Le thème est une scène de battage qu’on dirait aujourd’hui « à
l’ancienne ».
La difficulté principale est la grande variété de matériels très
particuliers que j’ai dû fabriquer de mes propres mains, faute d’en
trouver de satisfaisants dans le commerce.
A tout seigneur, tout honneur, j’ai commencé par la batteuse. J’avais
heureusement relevé les dimensions d’une vraie, abandonnée au fond d’un
hangar. C’est celle-là dont j’ai fait un modèle plutôt fidèle.
Il va de soi que je souhaitais reproduire au mieux les mouvements des parties mobiles.
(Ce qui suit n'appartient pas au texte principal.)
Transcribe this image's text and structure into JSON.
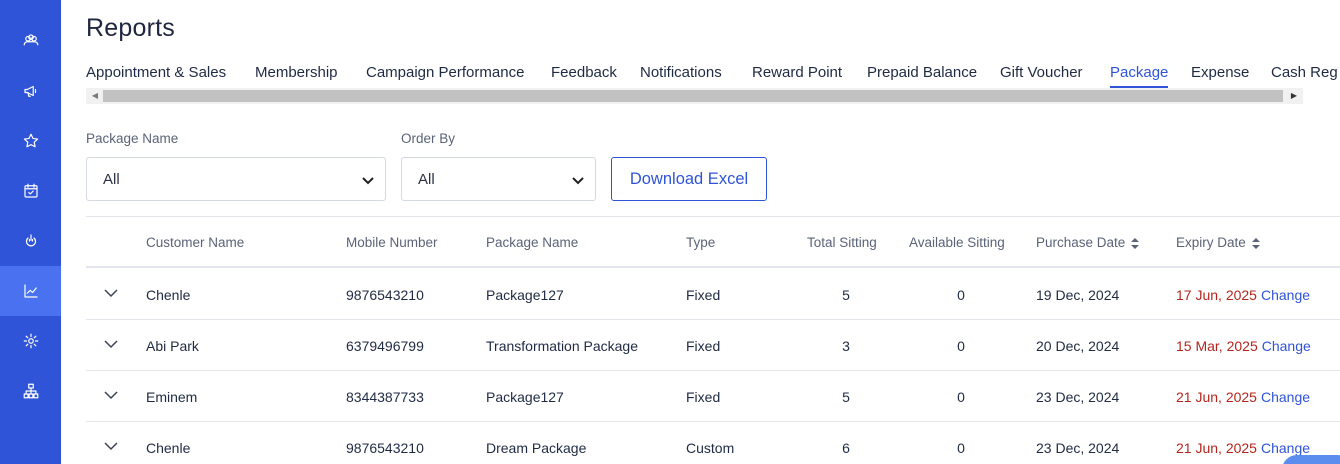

Pour cette raison, la batteuse est motorisée, et des « courroies » - en fait des rubans élastiques – animent diverses roues ou poulies, et surtout la locomobile.
Cette dernière est un modèle de dessin libre, inspirée par des tas de gravures ou photos consultées. Un modèle simple : monocylindre, et avec une seule grande roue / volant d’entraînement.
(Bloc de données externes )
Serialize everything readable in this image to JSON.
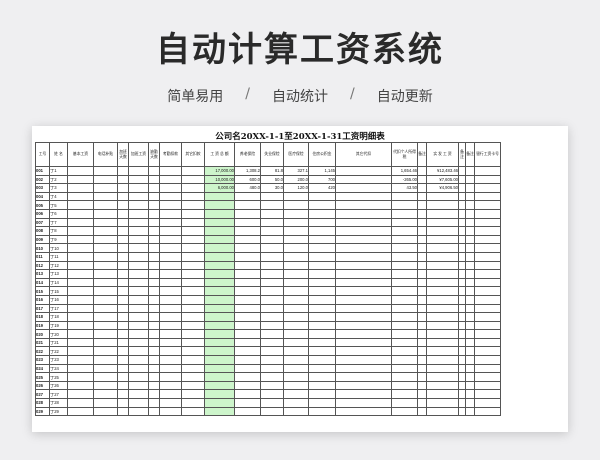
{
  "hero": {
    "title": "自动计算工资系统",
    "features": [
      "简单易用",
      "自动统计",
      "自动更新"
    ],
    "separator": "/"
  },
  "sheet": {
    "title": "公司名20XX-1-1至20XX-1-31工资明细表",
    "highlight_color": "#cdf5cb",
    "columns": [
      "工号",
      "姓 名",
      "基本工资",
      "电话补贴",
      "加班天数",
      "加班工资",
      "缺勤天数",
      "考勤扣款",
      "其它扣款",
      "工 资 总 额",
      "养老保险",
      "失业保险",
      "医疗保险",
      "住房公积金",
      "其它代扣",
      "代扣个人所得税",
      "备注",
      "实 发 工 资",
      "备注",
      "备注",
      "银行工资卡号"
    ],
    "rows": [
      [
        "001",
        "丁1",
        "",
        "",
        "",
        "",
        "",
        "",
        "",
        "17,000.00",
        "1,308.2",
        "81.8",
        "327.1",
        "1,145",
        "",
        "1,654.46",
        "",
        "¥12,483.46",
        "",
        "",
        ""
      ],
      [
        "002",
        "丁2",
        "",
        "",
        "",
        "",
        "",
        "",
        "",
        "10,000.00",
        "600.0",
        "50.0",
        "200.0",
        "700",
        "",
        "-265.00",
        "",
        "¥7,605.00",
        "",
        "",
        ""
      ],
      [
        "003",
        "丁3",
        "",
        "",
        "",
        "",
        "",
        "",
        "",
        "6,000.00",
        "480.0",
        "30.0",
        "120.0",
        "420",
        "",
        "43.50",
        "",
        "¥4,906.50",
        "",
        "",
        ""
      ],
      [
        "004",
        "丁4"
      ],
      [
        "005",
        "丁5"
      ],
      [
        "006",
        "丁6"
      ],
      [
        "007",
        "丁7"
      ],
      [
        "008",
        "丁8"
      ],
      [
        "009",
        "丁9"
      ],
      [
        "010",
        "丁10"
      ],
      [
        "011",
        "丁11"
      ],
      [
        "012",
        "丁12"
      ],
      [
        "013",
        "丁13"
      ],
      [
        "014",
        "丁14"
      ],
      [
        "015",
        "丁15"
      ],
      [
        "016",
        "丁16"
      ],
      [
        "017",
        "丁17"
      ],
      [
        "018",
        "丁18"
      ],
      [
        "019",
        "丁19"
      ],
      [
        "020",
        "丁20"
      ],
      [
        "021",
        "丁21"
      ],
      [
        "022",
        "丁22"
      ],
      [
        "023",
        "丁23"
      ],
      [
        "024",
        "丁24"
      ],
      [
        "025",
        "丁25"
      ],
      [
        "026",
        "丁26"
      ],
      [
        "027",
        "丁27"
      ],
      [
        "028",
        "丁28"
      ],
      [
        "029",
        "丁29"
      ]
    ]
  }
}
Une fois ces deux matériels construits, le reste n’était plus qu’un jeu d’enfant (hum ? hum ?).
L’interface « standard » d’un modulino impose un profil en pente de l’arrière vers l’avant. Or pour mon projet j’avais besoin de plans horizontaux, pour y représenter d’une part un champ de blé moissonné, d’autre part l’aire de battage. Tout en conservant les interfaces obligatoires, j’ai remonté a zone « basse » jusqu’au niveau de la voie, et j’ai établi un plateau « haut » 4 cm au-dessus de celle-ci
A l’ouest (à gauche), l’échancrure me servira d’une part, évidemment, à rejoindre le profil de l’interface, mais aussi à installer un chemin rural reliant le champ en bas à l’aire en haut. Le chemin domine une petite terrasse, l’ensemble forme comme un escalier à trois marches. A l’est la découpe plus modeste accueillera quelques dalles calcaires en encorbellement.
La voie mise en place est ballastée, un grand mur de soutènement en pierres hexagonales la domine, quelques murettes en pierres sèches auront aussi leur rôle à jouer.
Comme j’en ai l’habitude, j’ai recouvert les reliefs de plusieurs couches de papier essuie-tout trempé dans de la colle à bois, puis saupoudré de deux couches bien baveuses de « terre de taupe » (terre naturelle passée finement).
On devine que la grande plate-forme supérieure, l’aire de battage, se prolonge à l’est par une zone légèrement surélevée, là où s’ancre un moulin à vent, complément logique du battage.
Ce moulin, représentation fidèle de ceux du Languedoc, est construit, pour le fût, en ©carton-plume, variété « domino », "pelable", dont la mousse mise à nu est estampée pour représenter les pierres de la maçonnerie. L’enduit qui recouvre la paroi, en s’effritant çà et là révèle la structure sous-jacente.
Le chapeau conique est
recouvert de lames de bois de Reblochon, les toiles des ailes sont faites de
ce papier qui sert à nettoyer les lunettes.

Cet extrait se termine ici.